Gli anni ottanta, per molti, hanno rappresentato un decennio da depennare dagli annali del rock. Probabilmente non la pensa allo stesso modo chi in quel periodo ha vissuto la propria adolescenza e la propria maturità. Insomma come in tutti i dibattiti le correnti di pensiero si sprecano e diventa oltremodo stucchevole disquisire se, quel lasso di tempo, sia invero stato musicalmente più deleterio rispetto al prima e al dopo.
Il disco che ho scelto di presentarvi quest'oggi risale, guarda caso, al 1986. E' l'esordio di un ragazzo poco più che ventenne proveniente da Belfast che fin dalla copertina sembra volerci chiaramente svelare le sue influenze. Sfido chiunque ad abbinare agli anni ottanta quel "povero" scatto in bianco e nero, nonché la grafica, con i titoli in bella mostra sul fronte anziché sul retro (a proposito gli anni ottanta sono quantomeno discutibili anche in fatto di look).
Piuttosto l'accostamento d'acchito che evoca l'artwork è quello con il Bob Dylan dei sixties, quello del Village che si propone come nuovo menestrello per una nuova generazione di ascoltatori.
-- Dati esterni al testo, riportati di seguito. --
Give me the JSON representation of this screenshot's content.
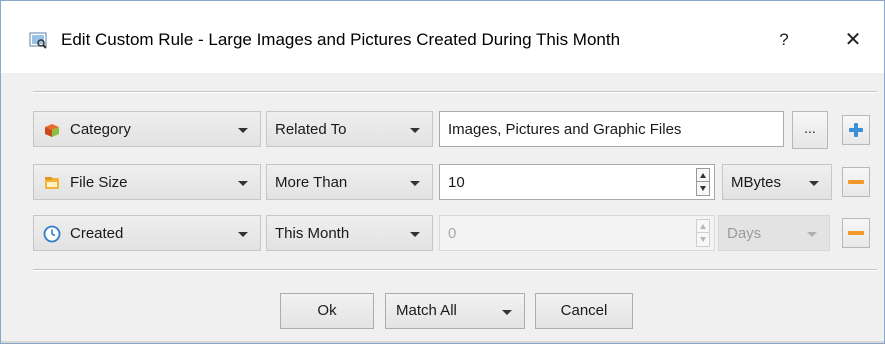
{
  "window": {
    "title": "Edit Custom Rule - Large Images and Pictures Created During This Month",
    "help_label": "?",
    "close_label": "✕"
  },
  "rules": [
    {
      "field": "Category",
      "field_icon": "category-icon",
      "operator": "Related To",
      "value": "Images, Pictures and Graphic Files",
      "browse_label": "..."
    },
    {
      "field": "File Size",
      "field_icon": "file-size-icon",
      "operator": "More Than",
      "value": "10",
      "unit": "MBytes"
    },
    {
      "field": "Created",
      "field_icon": "clock-icon",
      "operator": "This Month",
      "value": "0",
      "unit": "Days",
      "value_disabled": true
    }
  ],
  "footer": {
    "ok_label": "Ok",
    "match_label": "Match All",
    "cancel_label": "Cancel"
  },
  "colors": {
    "add_accent": "#3b8fd6",
    "remove_accent": "#f29a28",
    "window_border": "#8aa6c8"
  }
}
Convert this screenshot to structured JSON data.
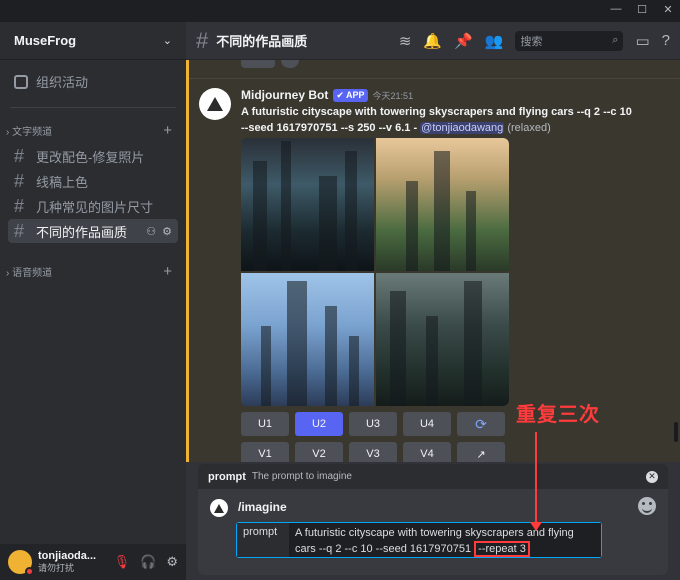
{
  "window": {
    "minimize_icon": "minimize-icon",
    "maximize_icon": "maximize-icon",
    "close_icon": "close-icon"
  },
  "sidebar": {
    "server_name": "MuseFrog",
    "events_label": "组织活动",
    "text_category": "文字频道",
    "voice_category": "语音频道",
    "channels": [
      {
        "label": "更改配色-修复照片"
      },
      {
        "label": "线稿上色"
      },
      {
        "label": "几种常见的图片尺寸"
      },
      {
        "label": "不同的作品画质"
      }
    ]
  },
  "user": {
    "name": "tonjiaoda...",
    "status": "请勿打扰"
  },
  "header": {
    "channel_title": "不同的作品画质",
    "search_placeholder": "搜索"
  },
  "message": {
    "author": "Midjourney Bot",
    "badge": "✔ APP",
    "timestamp": "今天21:51",
    "text": "A futuristic cityscape with towering skyscrapers and flying cars --q 2 --c 10 --seed 1617970751 --s 250 --v 6.1 - ",
    "mention": "@tonjiaodawang",
    "mode": "(relaxed)",
    "buttons_row1": [
      "U1",
      "U2",
      "U3",
      "U4"
    ],
    "buttons_row2": [
      "V1",
      "V2",
      "V3",
      "V4"
    ],
    "selected_button": "U2",
    "colors": {
      "accent": "#5865f2",
      "highlight_border": "#f0b232"
    }
  },
  "annotation": {
    "text": "重复三次",
    "color": "#ff3b3b"
  },
  "composer": {
    "option_name": "prompt",
    "option_desc": "The prompt to imagine",
    "command": "/imagine",
    "param_name": "prompt",
    "param_value_main": "A futuristic cityscape with towering skyscrapers and flying cars --q 2 --c 10 --seed 1617970751 ",
    "param_value_highlight": "--repeat 3"
  }
}
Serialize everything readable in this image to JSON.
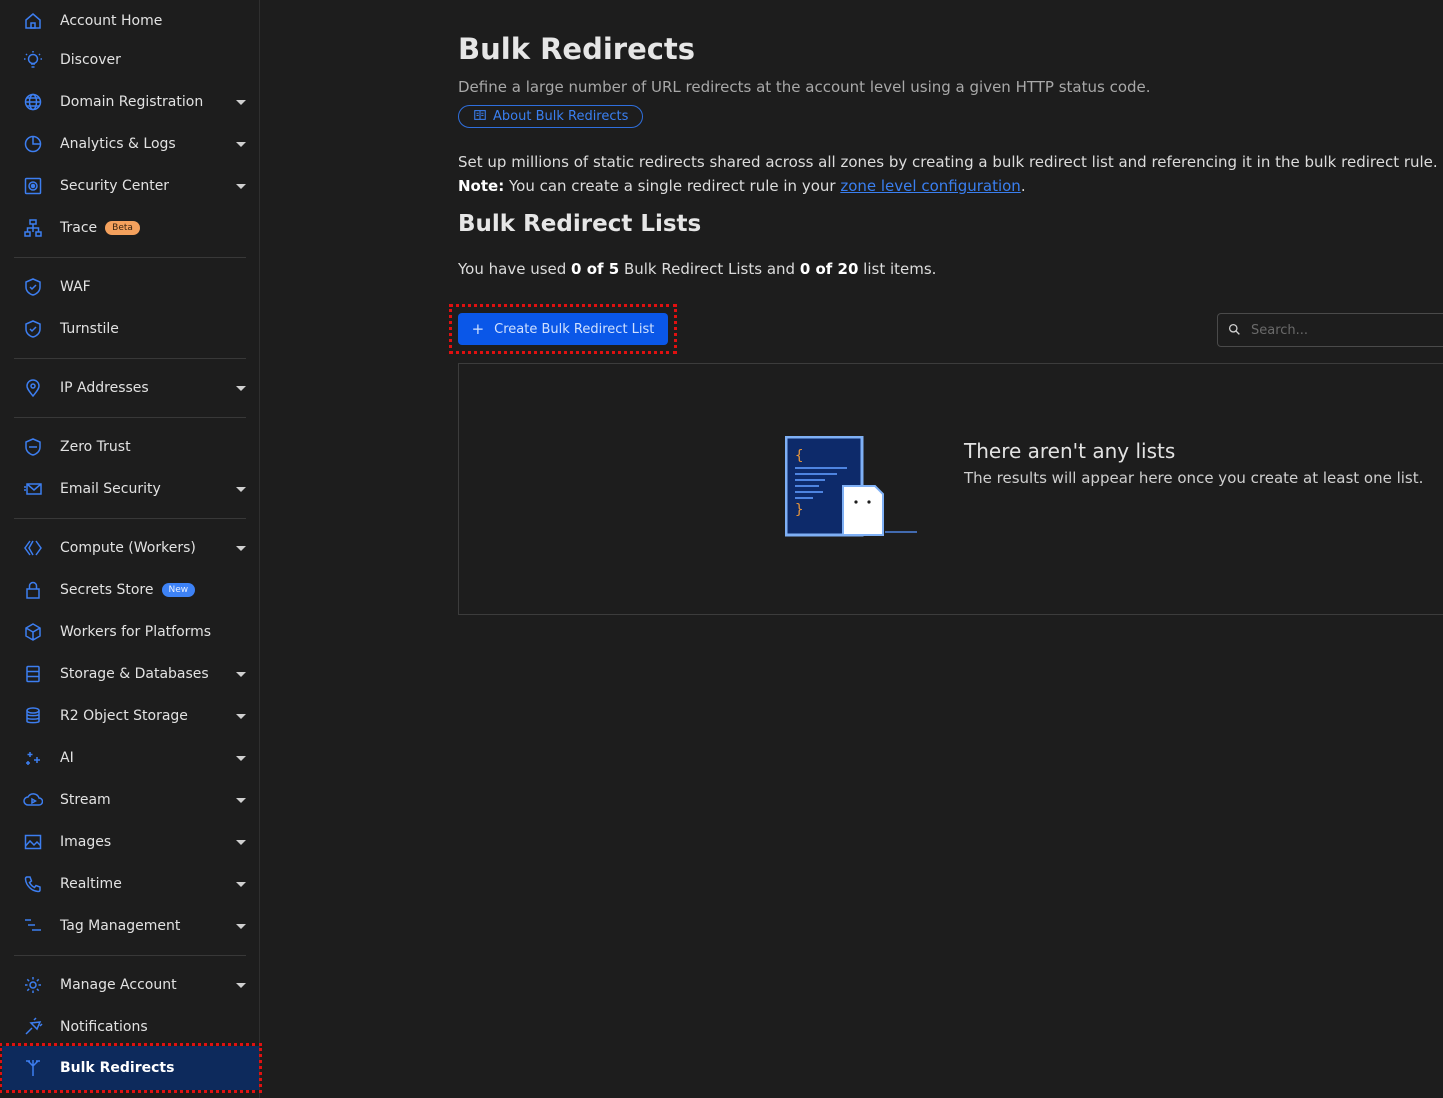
{
  "sidebar": {
    "items": [
      {
        "label": "Account Home",
        "icon": "home-icon"
      },
      {
        "label": "Discover",
        "icon": "lightbulb-icon"
      },
      {
        "label": "Domain Registration",
        "icon": "globe-icon"
      },
      {
        "label": "Analytics & Logs",
        "icon": "pie-chart-icon"
      },
      {
        "label": "Security Center",
        "icon": "security-center-icon"
      },
      {
        "label": "Trace",
        "icon": "trace-icon",
        "badge": "Beta"
      },
      {
        "label": "WAF",
        "icon": "waf-shield-icon"
      },
      {
        "label": "Turnstile",
        "icon": "turnstile-icon"
      },
      {
        "label": "IP Addresses",
        "icon": "location-pin-icon"
      },
      {
        "label": "Zero Trust",
        "icon": "zero-trust-icon"
      },
      {
        "label": "Email Security",
        "icon": "email-icon"
      },
      {
        "label": "Compute (Workers)",
        "icon": "workers-icon"
      },
      {
        "label": "Secrets Store",
        "icon": "lock-icon",
        "badge": "New"
      },
      {
        "label": "Workers for Platforms",
        "icon": "cube-icon"
      },
      {
        "label": "Storage & Databases",
        "icon": "database-icon"
      },
      {
        "label": "R2 Object Storage",
        "icon": "storage-icon"
      },
      {
        "label": "AI",
        "icon": "sparkles-icon"
      },
      {
        "label": "Stream",
        "icon": "stream-icon"
      },
      {
        "label": "Images",
        "icon": "image-icon"
      },
      {
        "label": "Realtime",
        "icon": "phone-icon"
      },
      {
        "label": "Tag Management",
        "icon": "tag-management-icon"
      },
      {
        "label": "Manage Account",
        "icon": "gear-icon"
      },
      {
        "label": "Notifications",
        "icon": "notifications-icon"
      },
      {
        "label": "Bulk Redirects",
        "icon": "bulk-redirects-icon"
      }
    ]
  },
  "main": {
    "title": "Bulk Redirects",
    "subtitle": "Define a large number of URL redirects at the account level using a given HTTP status code.",
    "about_label": "About Bulk Redirects",
    "intro_line1": "Set up millions of static redirects shared across all zones by creating a bulk redirect list and referencing it in the bulk redirect rule.",
    "note_label": "Note:",
    "note_text": " You can create a single redirect rule in your ",
    "note_link": "zone level configuration",
    "note_end": ".",
    "lists_title": "Bulk Redirect Lists",
    "usage_prefix": "You have used ",
    "usage_lists": "0 of 5",
    "usage_mid": " Bulk Redirect Lists and ",
    "usage_items": "0 of 20",
    "usage_suffix": " list items.",
    "create_label": "Create Bulk Redirect List",
    "search_placeholder": "Search...",
    "empty_title": "There aren't any lists",
    "empty_text": "The results will appear here once you create at least one list."
  },
  "colors": {
    "accent": "#0a57e8",
    "link": "#3a7ff0",
    "active_bg": "#0d2a5c",
    "highlight": "#e01010"
  }
}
Anche lungo tutti i dieci brani del disco l'aria pregnante che si respira è quella del cantautore impegnato. Non è un caso che il Nostro si cimenti, oltre che al canto, anche alla chitarra e all'armonica, strumenti per antonomasia del cantautore doc.
Rispetto a Bob Dylan risulta evidente l'uso di una maggiore strumentazione e alcuni brani suonano leggermente irish oriented avvicinandosi a tratti a certe ballate in stile Waterboys.
I testi non lasciano spazio ai sentimentalismi, parlano di soldati di ventura, di whisky tracannati per dimenticare, di omaggi alla sua città come nella immensa, conclusiva, "The Big Rain", dell'annoso e mai sopito scontro fra protestanti e cattolici nella velenosa "Religious Persuasion" e le poche volte che apre all'amore lo fa con il piglio autoritario di chi è pronto a soffrire vivendo più nei ricordi che nel presente.
E' impressionante la maturità che Andy White mostra in questa sua opera prima, facendola vibrare dalla prima all'ultima nota di una forza interiore degna dei più grandi.
Non durerà a lungo. Già nel successivo "Kiss The Big Stone", non fosse per un paio di guizzi di classe, la dea ispiratrice inizierà a voltargli le spalle, per abbandonarlo definitivamente di lì a poco fino a relegarlo frettolosamente nell'oblio, nonostante sia ancora in attività con una dozzina di album alle spalle. Ma è con questo folgorante esordio che Andy White ci risveglia da quel periodo plastificato e meravigliosamente ci riporta, in un immaginario viaggio a ritroso, a quei mitici anni sessanta.